Investors appear to be falling out of love with the once high-flying FAANG stocks.
Since May 6, when the Trump administration announced it will ratchet up tariffs – from 10% to 25% – on $200 billion worth of Chinese goods, the NYSE FANG Index (^NYFANG) has slid 11%, despite Facebook and Netflix having no direct exposure to China. That performance is far worse than the S&P 500 Index’s (^GSPC) 2.4% drop over the same period. FAANG stocks include Facebook (FB), Apple (AAPL), Amazon (AMZN), Netflix (NFLX), and Google (GOOG).

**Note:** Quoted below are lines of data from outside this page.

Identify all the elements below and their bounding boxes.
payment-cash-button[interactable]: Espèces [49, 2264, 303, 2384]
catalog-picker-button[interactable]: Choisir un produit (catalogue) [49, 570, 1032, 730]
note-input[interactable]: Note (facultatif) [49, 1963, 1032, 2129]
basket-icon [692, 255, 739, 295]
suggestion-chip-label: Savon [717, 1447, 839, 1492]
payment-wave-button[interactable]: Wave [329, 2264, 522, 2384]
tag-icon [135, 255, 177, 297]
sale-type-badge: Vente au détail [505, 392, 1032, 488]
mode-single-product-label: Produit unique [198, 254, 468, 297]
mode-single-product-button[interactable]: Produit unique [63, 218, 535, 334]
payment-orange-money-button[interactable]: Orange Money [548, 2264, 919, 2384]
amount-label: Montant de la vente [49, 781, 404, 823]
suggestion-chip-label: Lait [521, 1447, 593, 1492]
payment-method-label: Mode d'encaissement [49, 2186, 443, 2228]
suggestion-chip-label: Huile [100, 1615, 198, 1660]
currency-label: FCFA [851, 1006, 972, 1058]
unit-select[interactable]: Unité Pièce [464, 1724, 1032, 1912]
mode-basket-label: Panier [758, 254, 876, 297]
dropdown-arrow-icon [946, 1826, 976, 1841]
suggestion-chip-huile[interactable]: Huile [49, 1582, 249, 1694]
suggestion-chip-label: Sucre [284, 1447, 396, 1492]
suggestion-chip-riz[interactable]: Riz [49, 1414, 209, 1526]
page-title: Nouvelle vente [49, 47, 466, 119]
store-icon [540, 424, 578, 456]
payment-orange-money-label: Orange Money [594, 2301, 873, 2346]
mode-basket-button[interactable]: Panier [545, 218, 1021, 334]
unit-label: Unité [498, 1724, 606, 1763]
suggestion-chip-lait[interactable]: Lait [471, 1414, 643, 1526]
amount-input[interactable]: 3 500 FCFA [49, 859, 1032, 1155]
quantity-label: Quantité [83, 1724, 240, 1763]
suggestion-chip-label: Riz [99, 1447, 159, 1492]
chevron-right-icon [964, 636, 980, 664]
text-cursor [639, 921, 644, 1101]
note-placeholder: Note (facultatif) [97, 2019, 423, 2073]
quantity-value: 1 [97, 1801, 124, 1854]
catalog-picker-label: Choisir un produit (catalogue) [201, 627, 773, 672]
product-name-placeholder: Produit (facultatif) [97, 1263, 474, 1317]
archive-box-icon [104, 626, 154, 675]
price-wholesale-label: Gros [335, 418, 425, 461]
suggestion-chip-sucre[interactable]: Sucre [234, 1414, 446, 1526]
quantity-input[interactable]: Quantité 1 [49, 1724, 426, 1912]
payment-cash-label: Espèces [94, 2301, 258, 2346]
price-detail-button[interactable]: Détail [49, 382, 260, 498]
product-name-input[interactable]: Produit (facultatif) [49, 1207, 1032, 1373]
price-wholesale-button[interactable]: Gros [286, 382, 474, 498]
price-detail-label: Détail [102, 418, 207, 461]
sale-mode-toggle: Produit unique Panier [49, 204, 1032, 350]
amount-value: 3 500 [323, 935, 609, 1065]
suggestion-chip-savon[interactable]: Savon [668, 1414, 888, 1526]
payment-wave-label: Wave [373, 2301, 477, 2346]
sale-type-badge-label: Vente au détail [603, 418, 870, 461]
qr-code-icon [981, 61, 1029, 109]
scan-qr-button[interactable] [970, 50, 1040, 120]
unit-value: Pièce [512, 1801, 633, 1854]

“I don’t think FAANG is dead,” Kristina Hooper, Invesco’s chief global markets strategist, said on Yahoo Finance’s The First Trade. “But it makes sense that it’s taking a pause.”
“We have to recognize that there’s an economic policy uncertainty story here,” Hooper says, “which is the longer these trade wars go on, we’re likely to see [capital expenditure] go down.”
Hooper points out that lower business investment could lead to lower productivity and that could impact stocks, whether or not they have exposure to China.
The software play
Ari Wald, Oppenhiemer & Co.’s head of technical analysis, says there’s still a play for tech, despite the China risk. “I think instead the real theme here is software,” Wald says.
Wald says higher-growth companies should receive a premium in a low-growth world. “We see U.S. interest rates anchored by even lower rates overseas and in that environment, I think tech continues to outperform.
Hooper says tech’s exposure to China is exactly the thing that makes it attractive. “[The tech sector] is likely to continue to get beaten down over U.S.-China trade war concerns, so that spells opportunity.”
“If we expect growth to go down this year,” says Hooper, “we’ll be looking for areas like tech to provide that attractive growth level.”